Kolombiya'da 'yeni FARC' dönemi

Kolombiya'da 'yeni FARC' dönemi

Barış havası Kolombiya’ya henüz hâkim olabilmiş değil. Ülkenin ikinci gerilla organizasyonu olan Ulusal Kurtuluş Ordusu (ELN) Kolombiya ordusuna karşı verdiği savaşa halen devam ediyor ve FARC’ın hükümet ile yapmış olduğu anlaşmaya şüpheyle bakıyor.

Barış havası Kolombiya’ya henüz hâkim olabilmiş değil. Ülkenin ikinci gerilla organizasyonu olan Ulusal Kurtuluş Ordusu (ELN) Kolombiya ordusuna karşı verdiği savaşa halen devam ediyor ve FARC’ın hükümet ile yapmış olduğu anlaşmaya şüpheyle bakıyor. Tüm olumsuzluklara rağmen her iki taraf aylardan beri Ekvator’un başkenti Quito’da barış görüşmelerini sürdürüyorlar. Henüz olumlu bir sonuca dair herhangi bir belirti yok. Ancak taraflar Papa Franziskus’un Eylül’de Kolombiya’yı ziyaret edecek olması nedeniyle ateşkes anlaşması yapabileceklerini bildirdiler. Buna ilaveten ELN ve devlet başkanı Juan Manuel Santos’un kabinesi Papa’nın ziyareti nedeniyle barışa doğru büyük bir adım atmak için kararlılar. ELN’in baş müzakerecisi Pablo Beltran da bu Cumaya kadar hükümetle bir şekilde anlaşabileceklerini söyledi.

1964 yılında öğrenciler tarafından kurulmuş olan ELN, Küba devriminden etkilenerek rejime karşı savaşmaya başlamıştı. 1966’da katıldığı örgüte önemli bir damga vuran Camilo Torres Restrepo ise girdiği ilk çatışmada ölmüştü. ELN’i etkileyen ve 1983’e kadar yöneten bir diğer lider İspanyol papazı Manuel Perez Martiniez idi.
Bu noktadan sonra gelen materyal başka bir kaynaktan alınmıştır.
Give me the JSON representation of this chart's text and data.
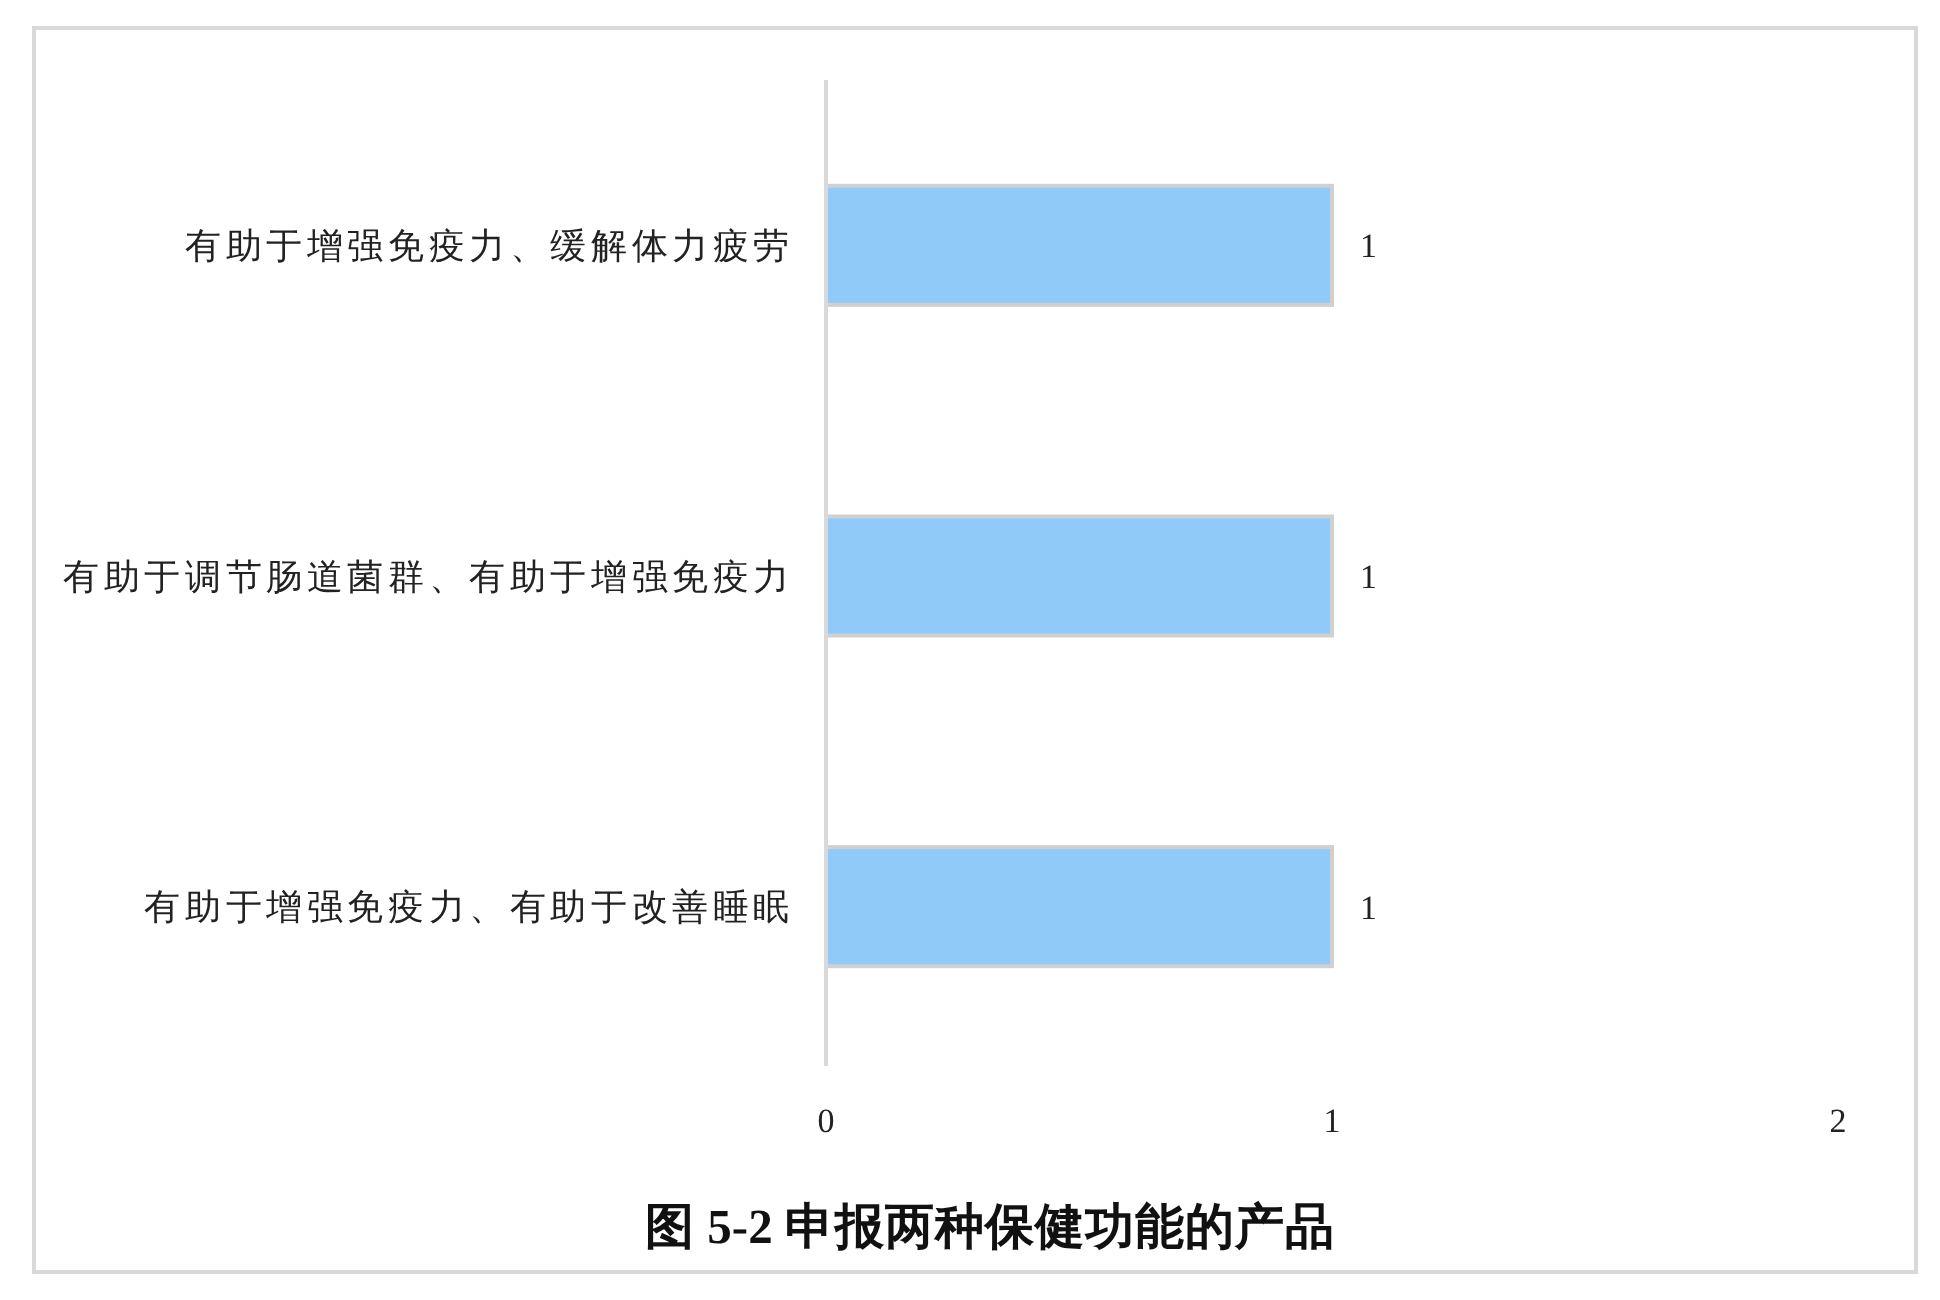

ELN’in bugün 1500 gerilla savaşçısına sahip olduğu sanılıyor.

Silahlı mücadelenin başlamasından yarım asır sonra geçtiğimiz Pazar günü Bogota’da başlayan konferansta Halkın Ordusu-Kolombiya Devrimci Silahlı Güçleri’nin (FARC-EP) yasal bir siyasi partiye dönüşmesinin süreci başladı. Yaklaşık 1000 delege Perşembeye kadar program, statü ve örgütün yeni ismi için danışmanlık yapacaklar. Şu an için en öne çıkan isim “Kolombiya’nın Devrimci Alternatif Güçleri”. Bu sayede yeni kurulacak siyasi parti FARC kısaltmasını kullanmaya devam edebilecek. Öte yandan bu ismi eleştirmekte olan kişiler örgütün yeni bir isim almasını savunuyorlar, çünkü onlara göre ancak böyle olursa gerilla geçmişi ile arasına bir set çekebilecek. FARC’ın lider kadrosu ise böyle bir set çekişe sıcak bakmıyorlar. Ivan Marquez ise Pazar günü yaptığı açıklamada devamlılık ilkesine vurgu yaparak şunları söyledi: “ 53 yıllık silahlı ayaklanma bugün bu konferans ile bir değişimden geçiyor; değişime yönelik mücadele eden çoğunluk için yeni bir forma bürünüyor; kalplerimizin daima çarpmış olduğu yeni bir ülkenin umuduna dönüşüyor.”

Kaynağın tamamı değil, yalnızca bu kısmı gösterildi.